AI is the goal for many enterprises. But, an organization needs machine learning, in order to do AI. And, machine learning is not possible without analytics. And analytics is not possible without simple, elegant data infrastructure. Simply put, there is no AI without IA (information architecture). Success in both areas is more often about culture, than technology.
***
Culture is either one of a company’s most powerful assets, or it’s an obstruction. Most enterprises do not have a data culture. Many do not even know they need it. Ironically, the current culture of an organization often prevents an enterprise from knowing that they need a new one (i.e. can’t see forest due to trees).
I believe that the biggest obstacle to a data culture is the fear of complexity. Ben Thompson once wrote, “Culture is not something that begets success, rather, it is a product of it.” If an enterprise has not had visible/material success with data, how could anyone possibly expect it to form a data culture?
Our mission is to make data simple and accessible to the world. We are enabling companies to sow the seeds of a data culture, with a practical approach to achieve a successful outcome. Said another way, we are enabling organizations to do data science faster.
***
I once heard that the difference between a data science project and a software engineering project is that with the former, you have no idea if it will actually work.
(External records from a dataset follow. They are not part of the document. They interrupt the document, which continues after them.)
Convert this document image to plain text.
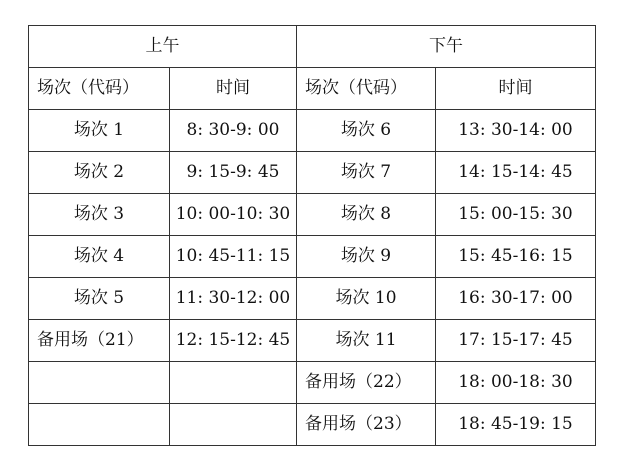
上午		下午	
场次（代码）	时间	场次（代码）	时间
场次 1	8: 30-9: 00	场次 6	13: 30-14: 00
场次 2	9: 15-9: 45	场次 7	14: 15-14: 45
场次 3	10: 00-10: 30	场次 8	15: 00-15: 30
场次 4	10: 45-11: 15	场次 9	15: 45-16: 15
场次 5	11: 30-12: 00	场次 10	16: 30-17: 00
备用场（21）	12: 15-12: 45	场次 11	17: 15-17: 45
		备用场（22）	18: 00-18: 30
		备用场（23）	18: 45-19: 15
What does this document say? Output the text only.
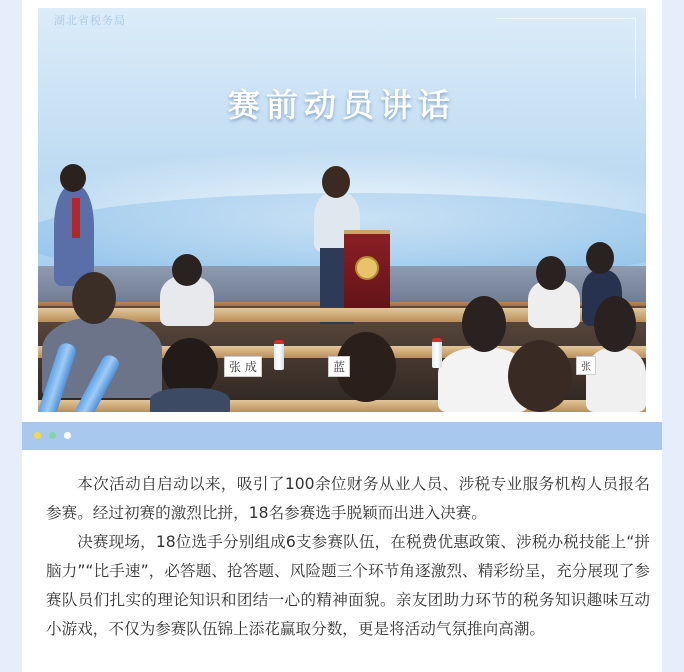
湖北省税务局
赛前动员讲话
张 成	蓝	张

本次活动自启动以来，吸引了100余位财务从业人员、涉税专业服务机构人员报名参赛。经过初赛的激烈比拼，18名参赛选手脱颖而出进入决赛。

决赛现场，18位选手分别组成6支参赛队伍，在税费优惠政策、涉税办税技能上“拼脑力”“比手速”，必答题、抢答题、风险题三个环节角逐激烈、精彩纷呈，充分展现了参赛队员们扎实的理论知识和团结一心的精神面貌。亲友团助力环节的税务知识趣味互动小游戏，不仅为参赛队伍锦上添花赢取分数，更是将活动气氛推向高潮。
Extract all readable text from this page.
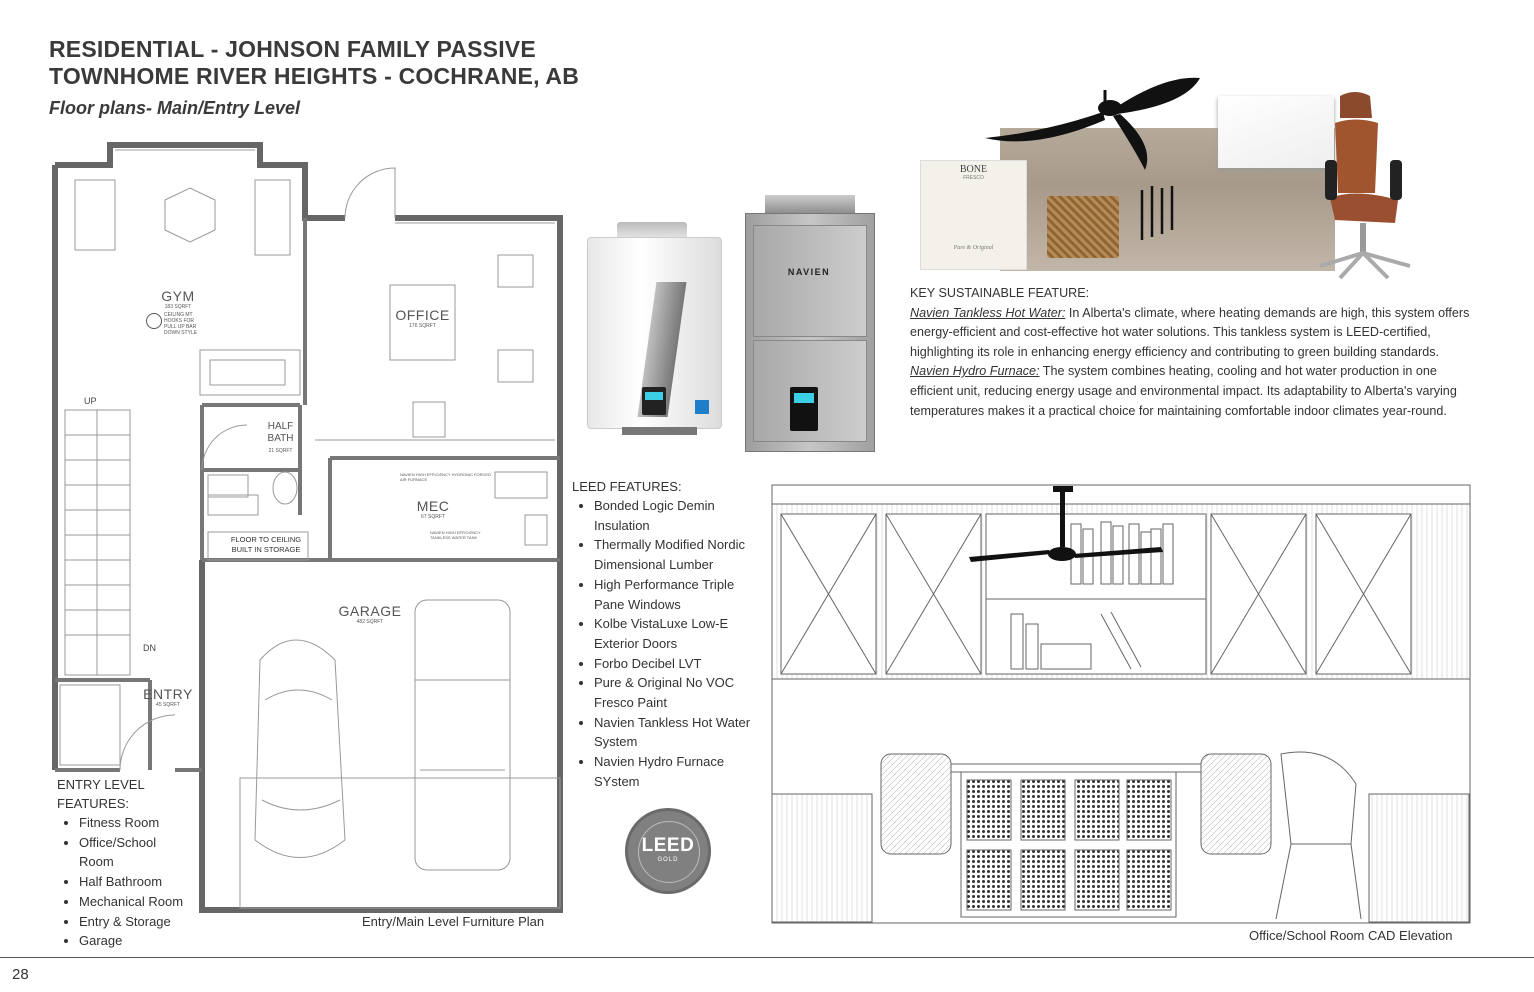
RESIDENTIAL - JOHNSON FAMILY PASSIVE
TOWNHOME RIVER HEIGHTS - COCHRANE, AB
Floor plans- Main/Entry Level
GYM
183 SQRFT
CEILING MT
HOOKS FOR
PULL UP BAR
DOWN STYLE
OFFICE
176 SQRFT
HALF
BATH
21 SQRFT
MEC
67 SQRFT
NAVIEN HIGH EFFICIENCY HYDRONIC FORCED AIR FURNACE
NAVIEN HIGH EFFICIENCY TANKLESS WATER TANK
FLOOR TO CEILING
BUILT IN STORAGE
GARAGE
482 SQRFT
ENTRY
45 SQRFT
UP
DN
Entry/Main Level Furniture Plan
ENTRY LEVEL
FEATURES:
• Fitness Room
• Office/School Room
• Half Bathroom
• Mechanical Room
• Entry & Storage
• Garage
NAVIEN
BONE
FRESCO
Pure & Original
KEY SUSTAINABLE FEATURE:
Navien Tankless Hot Water: In Alberta's climate, where heating demands are high, this system offers energy-efficient and cost-effective hot water solutions. This tankless system is LEED-certified, highlighting its role in enhancing energy efficiency and contributing to green building standards.
Navien Hydro Furnace: The system combines heating, cooling and hot water production in one efficient unit, reducing energy usage and environmental impact. Its adaptability to Alberta's varying temperatures makes it a practical choice for maintaining comfortable indoor climates year-round.
LEED FEATURES:
• Bonded Logic Demin Insulation
• Thermally Modified Nordic Dimensional Lumber
• High Performance Triple Pane Windows
• Kolbe VistaLuxe Low-E Exterior Doors
• Forbo Decibel LVT
• Pure & Original No VOC Fresco Paint
• Navien Tankless Hot Water System
• Navien Hydro Furnace SYstem
LEED
GOLD
Office/School Room CAD Elevation
28
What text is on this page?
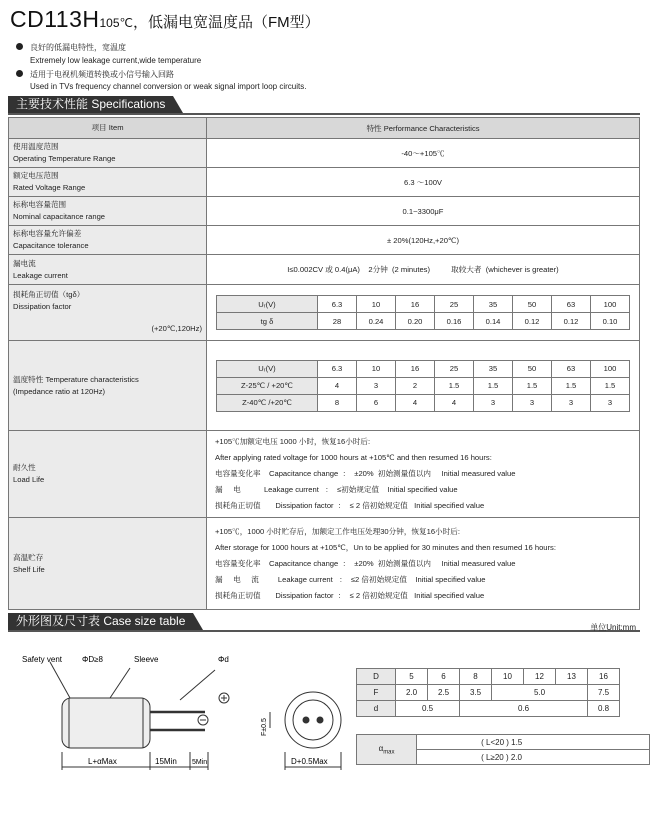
CD113H105℃，低漏电宽温度品（FM型）
良好的低漏电特性，宽温度
Extremely low leakage current,wide temperature
适用于电视机频道转换或小信号输入回路
Used in TVs frequency channel conversion or weak signal import loop circuits.
主要技术性能 Specifications
项目 Item	特性 Performance Characteristics

使用温度范围
Operating Temperature Range
	-40～+105℃

额定电压范围
Rated Voltage Range
	6.3 ～100V

标称电容量范围
Nominal capacitance range
	0.1~3300μF

标称电容量允许偏差
Capacitance tolerance
	± 20%(120Hz,+20℃)

漏电流
Leakage current
	I≤0.002CV 或 0.4(μA)    2分钟  (2 minutes)          取较大者  (whichever is greater)

损耗角正切值（tgδ）
Dissipation factor
(+20℃,120Hz)

Uᵣ(V)	6.3	10	16	25	35	50	63	100
tg δ	28	0.24	0.20	0.16	0.14	0.12	0.12	0.10

温度特性 Temperature characteristics
(Impedance ratio at 120Hz)

Uᵣ(V)	6.3	10	16	25	35	50	63	100
Z-25℃ / +20℃	4	3	2	1.5	1.5	1.5	1.5	1.5
Z-40℃ /+20℃	8	6	4	4	3	3	3	3

耐久性
Load Life

+105℃加额定电压 1000 小时，恢复16小时后:
After applying rated voltage for 1000 hours at +105℃ and then resumed 16 hours:
电容量变化率    Capacitance change  ：  ±20%  初始测量值以内     Initial measured value
漏     电           Leakage current   ：  ≤初始规定值    Initial specified value
损耗角正切值       Dissipation factor  ：  ≤ 2 倍初始规定值   Initial specified value

高温贮存
Shelf Life

+105℃，1000 小时贮存后，加额定工作电压处理30分钟，恢复16小时后:
After storage for 1000 hours at +105℃，Un to be applied for 30 minutes and then resumed 16 hours:
电容量变化率    Capacitance change  ：  ±20%  初始测量值以内     Initial measured value
漏     电     流         Leakage current   ：  ≤2 倍初始规定值    Initial specified value
损耗角正切值       Dissipation factor  ：  ≤ 2 倍初始规定值   Initial specified value
外形图及尺寸表 Case size table	单位Unit:mm
Safety vent ΦD≥8	Sleeve	Φd
L+αMax	15Min 5Min	D+0.5Max
F±0.5
D	5	6	8	10	12	13	16
F	2.0	2.5	3.5	5.0			7.5
d	0.5		0.6				0.8
$\alpha_{max}$	( L<20 ) 1.5
( L≥20 ) 2.0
Even if you are a staunch ‘fail fast’ supporter, that is too much of an unknown for many. Most organizations that make an investment want some understanding of how they will generate a return on that investment. I understand that is not the Silicon Valley mantra, but most enterprises are held to a different standard of ROI than Silicon Valley. It’s not right or wrong, it’s just different. High certainty and modest returns is preferred by many enterprises over a more aggressive approach. In economics, we call this tolerance for risk adjusted returns.
My observation is that most of the time invested in building and deploying machine learning is not spent on algorithms and models. Instead, it is spent on the most mundane of tasks: data preparation, data movement, feature extraction, etc. These are a necessary evil and the place where most risk in a data science project resides; garbage-in/garbage-out leads to low certainty.
With the newly announced IBM Integrated Analytics System, we aspire to solve 2 problems that I see in every organization:
1) A desire to apply data science and machine learning at scale. Now, and with certainty.
2) The intent to move to cloud, to accelerate digital transformation.
We started with the assumption of large data sets. Whether on public cloud, private cloud, Hadoop, data warehouse, or otherwise, the ideal solution enables federation across all data types and locations. With our common SQL engine, this is easy.
Once you can easily access all data, the next challenge is to apply data science and machine learning: building, training, and deploying models. And then, via feedback loops, leveraging those models to make predictions and automate previously manual tasks. Fundamentally, those are the 2 reasons to focus on data science: predictions and automation.
Lastly, moving to the cloud is now as simple as a click of a button. With a common codebase across private and public cloud, it is easy to move data and run applications wherever is preferred. With Data Science Experience, you build models where you want (private or public cloud) and deploy to either environment. Your data is limited by your imagination, not your firewall.
***
AI is fundamentally about using machine learning and deep learning techniques to enable applications that are built on data. Every organization that aspires to a data culture has to pick a place to start. Deep learning will make data accessible that previously was not; if that will create momentum, with a high chance of success, that is where you should start. For other organizations, better predictions and automation will beget a data culture. Regardless of which path you choose, the objective is the same: do data science faster.